Exigen Group
Exigen Group is a company.
Financial History
Leadership Team
Key people at Exigen Group.
Exigen Group is a company.
Key people at Exigen Group.
Key people at Exigen Group.
Exigen Group is a global IT services and business process software provider founded in 1999, specializing in aligning IT with business strategies to deliver economic value through consulting, automation, and custom solutions for industries like insurance, banking, capital markets, and communications.[1][2][3] Headquartered originally in San Francisco (with later operations in Philadelphia and global offices), it served over 300 corporations worldwide, employing over 2,000 people across 15 countries at its peak, and raised $62M in Series D funding.[1][2][3] The company focused on business process utilities (BPU) to optimize core operations, reducing costs and enabling faster market responses via innovative IT 2.0 models that tied contracts to client economic outcomes.[2][3]
Over time, Exigen evolved through acquisitions (e.g., SoftwareHouse, DATI, Taihoo Technology) and a 2013 merger with Return on Intelligence, before its core services were acquired by Emergn in 2018; a separate insurance software arm spun off in 2015.[3] Note that "Exigen Group" also refers to distinct UK entities: Exigen Ltd (2000-founded digital firm for courier/ecommerce software like Iridium) and Exigen Group Limited (2005-founded financial/insolvency services firm, formerly SFP Restructuring).[4][5][6] This overview centers on the primary IT firm matching the query's global scale.[1][2][3]
Exigen Group was founded in 1999 by Alec Miloslavsky and Greg Shenkman, serial entrepreneurs from Genesys Labs (sold twice for over $1B, most recently to Permira).[3] Starting in San Francisco as a privately held company, it targeted inefficiencies in business processes for services industries, particularly insurance and financial services, by developing Business Process Utilities (BPU)—automation solutions to cut operational costs and drive revenue.[1][2][3]
Early growth involved acquisitions like Latvia's SoftwareHouse (high-tech R&D) and DATI (Baltic systems development), plus China-based Taihoo in 2009, expanding delivery capabilities.[3] Pivotal moments included stable expansion to sectors like media, government, and high-tech (clients: Sun Microsystems, Intel, Adobe), and a 2013 merger with Return on Intelligence, leading to rebranding efforts and Global Services 100 recognition.[3] By 2015, its insurance solutions (IPB, EIS Suite) separated; remaining operations joined Emergn in 2018.[3]
Exigen Group's standout features centered on IT-business alignment and risk-minimized delivery:
These elements prioritized predictable value over pure development, minimizing execution risks.[2]
Exigen rode the early 2000s wave of business process outsourcing (BPO) and IT transformation, capitalizing on Y2K-era demand for efficient, scalable IT in financial services amid globalization and regulatory pressures (e.g., insurance automation).[1][3] Its timing aligned with offshoring booms—acquiring Eastern European/Asian firms tapped low-cost talent pools while U.S. HQ ensured enterprise trust, influencing the IT services ecosystem by pioneering "IT 2.0" outcome-based models that prefigured modern DevOps and agile consulting.[2][3]

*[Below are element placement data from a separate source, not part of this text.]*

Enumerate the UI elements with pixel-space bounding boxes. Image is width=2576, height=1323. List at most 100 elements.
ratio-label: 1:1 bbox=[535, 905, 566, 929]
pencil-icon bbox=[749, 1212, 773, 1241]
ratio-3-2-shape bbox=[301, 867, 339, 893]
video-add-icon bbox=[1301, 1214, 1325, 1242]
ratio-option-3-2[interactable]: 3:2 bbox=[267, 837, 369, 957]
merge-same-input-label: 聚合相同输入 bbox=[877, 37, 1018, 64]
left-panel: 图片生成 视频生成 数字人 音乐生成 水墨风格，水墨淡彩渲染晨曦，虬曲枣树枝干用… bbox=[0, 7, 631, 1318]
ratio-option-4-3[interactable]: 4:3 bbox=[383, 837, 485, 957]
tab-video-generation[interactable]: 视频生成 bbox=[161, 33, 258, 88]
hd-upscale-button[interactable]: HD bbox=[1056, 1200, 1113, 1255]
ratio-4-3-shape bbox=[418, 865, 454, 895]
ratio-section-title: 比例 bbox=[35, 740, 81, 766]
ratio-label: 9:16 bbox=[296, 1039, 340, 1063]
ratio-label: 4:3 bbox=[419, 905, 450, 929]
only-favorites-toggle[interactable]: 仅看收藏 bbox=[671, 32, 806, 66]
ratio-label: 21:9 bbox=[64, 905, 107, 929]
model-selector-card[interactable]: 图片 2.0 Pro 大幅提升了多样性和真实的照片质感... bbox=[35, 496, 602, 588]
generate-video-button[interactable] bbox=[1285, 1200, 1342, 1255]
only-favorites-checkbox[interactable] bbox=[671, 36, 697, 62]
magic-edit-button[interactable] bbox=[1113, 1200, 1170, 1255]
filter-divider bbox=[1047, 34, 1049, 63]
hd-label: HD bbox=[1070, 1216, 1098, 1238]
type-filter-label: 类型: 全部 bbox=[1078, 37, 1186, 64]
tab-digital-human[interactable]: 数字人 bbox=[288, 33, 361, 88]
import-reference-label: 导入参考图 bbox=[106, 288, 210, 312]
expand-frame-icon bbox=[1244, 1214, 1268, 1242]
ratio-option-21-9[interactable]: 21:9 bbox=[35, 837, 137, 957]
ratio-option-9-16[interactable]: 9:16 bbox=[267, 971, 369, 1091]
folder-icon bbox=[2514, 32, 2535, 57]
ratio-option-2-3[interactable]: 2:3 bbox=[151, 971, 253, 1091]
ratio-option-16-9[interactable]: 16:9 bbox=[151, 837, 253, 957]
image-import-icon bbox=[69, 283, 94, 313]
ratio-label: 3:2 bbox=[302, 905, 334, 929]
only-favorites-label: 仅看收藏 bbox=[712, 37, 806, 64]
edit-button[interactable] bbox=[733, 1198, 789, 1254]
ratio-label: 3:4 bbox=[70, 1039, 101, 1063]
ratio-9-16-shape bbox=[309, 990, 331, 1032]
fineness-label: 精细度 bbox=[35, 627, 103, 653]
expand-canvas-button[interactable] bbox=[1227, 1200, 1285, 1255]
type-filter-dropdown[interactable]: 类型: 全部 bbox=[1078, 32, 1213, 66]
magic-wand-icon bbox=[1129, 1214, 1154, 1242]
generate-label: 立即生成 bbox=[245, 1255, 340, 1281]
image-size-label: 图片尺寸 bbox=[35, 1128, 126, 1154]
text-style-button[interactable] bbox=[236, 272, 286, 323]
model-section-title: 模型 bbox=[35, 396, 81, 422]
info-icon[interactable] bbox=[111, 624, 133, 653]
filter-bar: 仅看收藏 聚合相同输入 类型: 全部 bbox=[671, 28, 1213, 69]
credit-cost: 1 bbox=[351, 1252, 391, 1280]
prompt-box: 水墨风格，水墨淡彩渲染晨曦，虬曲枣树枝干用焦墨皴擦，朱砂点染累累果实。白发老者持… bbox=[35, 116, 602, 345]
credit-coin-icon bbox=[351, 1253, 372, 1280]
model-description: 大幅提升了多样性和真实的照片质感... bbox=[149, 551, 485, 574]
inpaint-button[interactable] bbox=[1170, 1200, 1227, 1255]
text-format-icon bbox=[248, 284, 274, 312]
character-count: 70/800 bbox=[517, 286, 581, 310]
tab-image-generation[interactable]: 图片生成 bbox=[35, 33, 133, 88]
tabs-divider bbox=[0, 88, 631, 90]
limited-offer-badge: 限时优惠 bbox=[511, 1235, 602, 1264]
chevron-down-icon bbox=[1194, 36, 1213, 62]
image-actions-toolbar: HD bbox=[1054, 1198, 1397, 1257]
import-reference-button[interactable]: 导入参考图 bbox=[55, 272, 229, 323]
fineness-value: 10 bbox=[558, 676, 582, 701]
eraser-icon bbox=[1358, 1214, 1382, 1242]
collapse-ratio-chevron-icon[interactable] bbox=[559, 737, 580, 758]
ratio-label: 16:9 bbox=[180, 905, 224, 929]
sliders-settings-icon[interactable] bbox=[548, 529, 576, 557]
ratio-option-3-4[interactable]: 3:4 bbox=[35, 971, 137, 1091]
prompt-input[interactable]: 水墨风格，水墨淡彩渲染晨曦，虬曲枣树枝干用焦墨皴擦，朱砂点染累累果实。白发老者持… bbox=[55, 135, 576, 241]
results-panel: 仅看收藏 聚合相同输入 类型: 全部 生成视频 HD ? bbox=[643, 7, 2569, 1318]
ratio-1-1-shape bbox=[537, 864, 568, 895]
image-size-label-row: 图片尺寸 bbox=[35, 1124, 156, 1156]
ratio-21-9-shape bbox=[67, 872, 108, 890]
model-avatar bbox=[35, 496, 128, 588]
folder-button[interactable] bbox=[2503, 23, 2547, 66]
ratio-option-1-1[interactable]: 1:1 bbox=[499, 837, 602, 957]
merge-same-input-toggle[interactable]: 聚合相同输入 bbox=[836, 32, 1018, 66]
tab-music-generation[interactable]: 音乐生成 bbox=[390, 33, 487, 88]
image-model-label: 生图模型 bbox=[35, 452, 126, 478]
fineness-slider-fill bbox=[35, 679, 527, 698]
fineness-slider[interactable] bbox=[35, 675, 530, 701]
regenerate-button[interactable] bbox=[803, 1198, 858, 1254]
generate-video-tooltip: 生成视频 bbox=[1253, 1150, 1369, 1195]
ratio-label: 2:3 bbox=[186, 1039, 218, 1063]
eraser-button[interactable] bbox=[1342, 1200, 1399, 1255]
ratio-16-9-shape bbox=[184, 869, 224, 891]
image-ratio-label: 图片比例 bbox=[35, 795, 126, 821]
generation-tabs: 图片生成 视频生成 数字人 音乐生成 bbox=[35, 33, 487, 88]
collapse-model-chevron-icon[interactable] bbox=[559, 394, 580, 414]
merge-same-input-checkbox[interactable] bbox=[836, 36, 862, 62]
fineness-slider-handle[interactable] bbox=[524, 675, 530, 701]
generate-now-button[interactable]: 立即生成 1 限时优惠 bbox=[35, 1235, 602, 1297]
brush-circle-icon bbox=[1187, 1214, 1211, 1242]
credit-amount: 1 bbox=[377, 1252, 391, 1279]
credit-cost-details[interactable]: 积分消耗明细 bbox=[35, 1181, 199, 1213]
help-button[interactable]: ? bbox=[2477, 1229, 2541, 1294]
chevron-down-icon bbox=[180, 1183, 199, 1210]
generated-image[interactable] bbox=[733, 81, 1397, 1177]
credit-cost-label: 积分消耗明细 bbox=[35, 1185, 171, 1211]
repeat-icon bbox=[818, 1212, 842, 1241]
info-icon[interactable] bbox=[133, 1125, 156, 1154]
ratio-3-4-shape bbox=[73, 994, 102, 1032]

Market forces like rising IT complexity for Global 2000 firms favored its approach, enabling integrations for high-profile clients and sectors like logistics/high-tech.[3] Post-merger integrations (e.g., Emergn, insurance spin-off) extended its legacy into agile consulting and core banking/insurance software, subtly shaping fintech process optimization amid digital transformation trends.[3]
Exigen Group's influence peaked as an innovator in aligned IT delivery but fragmented post-2018 via acquisitions and spin-offs, with its models absorbed into larger players like Emergn—legacy teams likely drive ongoing insurance/fintech projects.[3] Recent data on a U.S. IT entity named Exigen Group shows revenue growth to $32.7M in H1 2025 (up from $29.5M prior year), hinting at stabilized operations or successor stability amid credit rating recoveries.[7]
Looking ahead, trends like AI-driven automation and cloud-native BPU (echoing its BPU roots) could revive similar models; expect its alumni/network to fuel fintech efficiency plays. For the UK variants, Exigen Ltd thrives in ecommerce logistics via Iridium amid e-commerce surges, while the financial arm navigates insolvency waves.[4][5][6] Overall, Exigen exemplifies how early IT alignment expertise endures in fragmented ecosystems, powering today's operational resilience.